Brind'Amour, who has played 127 playoff games without a Cup, said most sports fans can't fathom how difficult it is to survive four consecutive best-of-seven series.
"Every game feels like a Super Bowl, the way it goes up and down," he said. "And you have to win 16 of those to win the Cup. It's pretty incredible."
So close, so fleeting
Wesley, 37, was a first-round draft pick of the Boston Bruins in 1987 and reached the Stanley Cup finals in 1988, his rookie season, when the Bruins were beaten by a powerful Edmonton Oilers team led by Wayne Gretzky.

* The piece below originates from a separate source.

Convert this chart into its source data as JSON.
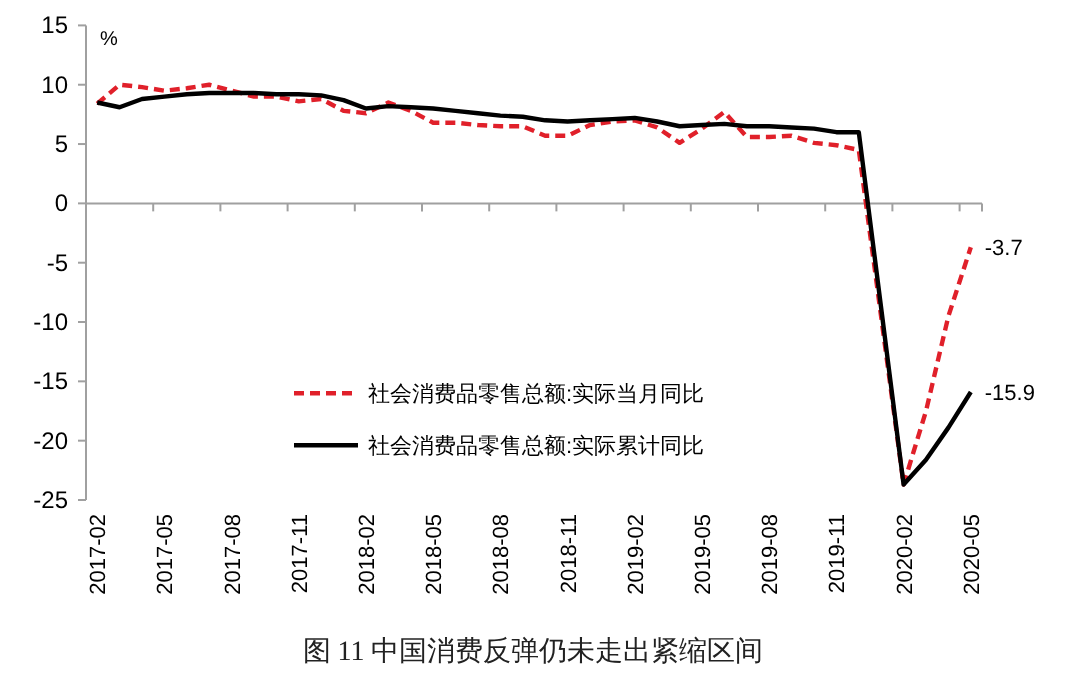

In 1990, it was a repeat when the Oilers again ripped the Bruins.
"You're young, and you think it will come along every two or three years," Wesley said. "Trust me, it doesn't come around often."
One of Wesley's former Boston teammates, defenseman Ray Bourque, spent 22 years in the league before finally holding the Cup. That was in 2001, when Bourque played his final season with the Colorado Avalanche.
Not long after Colorado's victory, Wesley was at a party with Bourque. And the Cup.
"It's one of those things you look at and see the names on it," Wesley said of the old silver trophy.
But touch it? Wesley would not do it. It's a part of hockey superstition that you touch it only after you've won it.
"To be able to grab it one day is everybody's dream as a kid," said Wesley, who grew up in Red Deer, Alberta.
A little something extra
Canes defenseman Aaron Ward realized that dream when he was 24. Ward twice was able to grab the Cup and then have fun with it -- once taking it into the shower with him for a scrub -- as a member of the Detroit Red Wings' Cup-winning teams in 1997 and 1998.
"You have to earn it," Ward said. "There's a certain amount of respect that goes with winning a Stanley Cup. People can discount it and talk about NBA championships or Super Bowls, but there's a certain amount of je ne sais quoi that it takes to win it."
That is, it's something that's hard to define, to put into words.
"When you win," Ward said, "you realize it's something to behold and certainly nothing you can take for granted."
In 2002, Wesley and Ward were in their third Stanley Cup finals. The Hurricanes won the first game against the Red Wings, only to lose the next four.
Now, the Canes are back in the Eastern finals. Although the Sabres' playoff run has been impressive, the teams left in the Cup quest hardly rival the talent-thick Oilers of 1988 or the Red Wings of 2002.
But Wesley, in his 18th NHL season, knows better than to get too far ahead of himself. There's no time to dwell on the Cup.
"You don't even think about that with a very difficult series coming up, with so much work ahead of you," he said. "Both teams know how important this is. Both know you don't get too many opportunities like this."